“The Mother” is a monolith a lumpen form, earth bound, of the earth, bled from the earth’s hidden cache of molten metal. It is an elegant amalgam of the most base forces of spirit
and will. Insisted with life gnarled fists on the clay formed bronze.
“The Mother” is elemental it draws you in, bound to its mass, pulled in, orbiting tight in its gravity. It
is a precursor to itself, in that it will be echoed in the commission to be installed on Oslo’ s museum island, beside the Munch museum, late in the spring of 2020
It is echoed again
in the other “fallen” forms in. gallery II. Two Languorous figures laying in extended arabesques. In the case of “When I sleep” (2018, 116.5cmX434cmX265cm) A massive piece of supine calligraphy, calves welted together, stilling the
crawl of a taught foetal spasm, the torso and head exploding inwards, the backbone is in part exposed. It is gentle and absolute, a weighted mess of feelings.
In “I lay here for
you” (2018, 147cmX638cmX285cm) the bronze lies braced in “the moment,” a slender pause caught up in the little fits of onanistic pleasures, her hands hidden by thigh and buttock attendant on her loins. The head anchors the figure to the floor
triangulating all the points of nascent joy, the intrinsic rapture of a ghost fuck at the hands of an imagined absent lover. Crowded in ecstatic repose.

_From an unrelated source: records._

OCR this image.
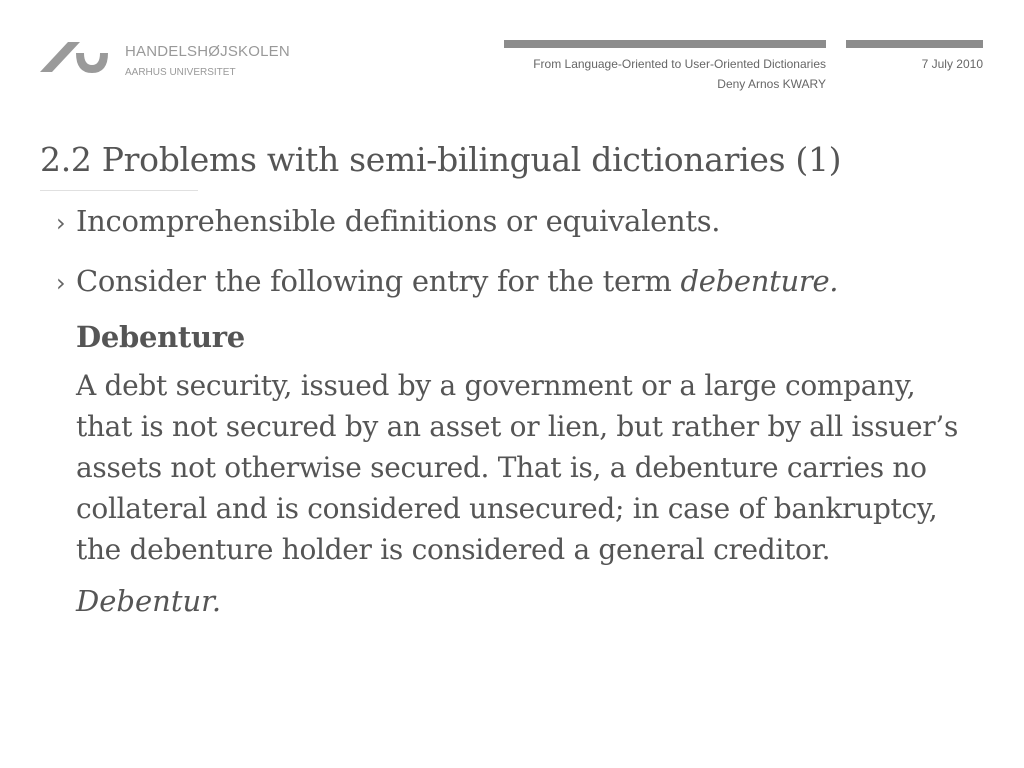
HANDELSHØJSKOLEN
AARHUS UNIVERSITET
From Language-Oriented to User-Oriented Dictionaries
Deny Arnos KWARY
7 July 2010
2.2 Problems with semi-bilingual dictionaries (1)
› Incomprehensible definitions or equivalents.
› Consider the following entry for the term debenture.
Debenture
A debt security, issued by a government or a large company, that is not secured by an asset or lien, but rather by all issuer’s assets not otherwise secured. That is, a debenture carries no collateral and is considered unsecured; in case of bankruptcy, the debenture holder is considered a general creditor.
Debentur.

In the both, in the all, there is
the same puckered patina iridescent under the gallery’s fluorescent lighting. Reflected in the tiny sculptures, fetish’s, talismans, held in the vitrines of the “Ashes room.” There are the rain washed, melded, svelte little golden fishes
fit to cross a prescient’s palm. Then the hand-written double-ply Ouja cards circling the empty inverted wine glass, the flux of malign and twisted portents. Here the walls are hung with the many of Emin’s line drawings, all executed with the same
sublime astutely apt aesthetic. In an anti-room within the ashes room gallery, there is a video instalation of the small coffin that bore her Mothers ashes. It plays over and over, looping all through the day and behind our backs, through the night. All the
much and the many more. An exquisite plethora of Tracey Emin artefacts.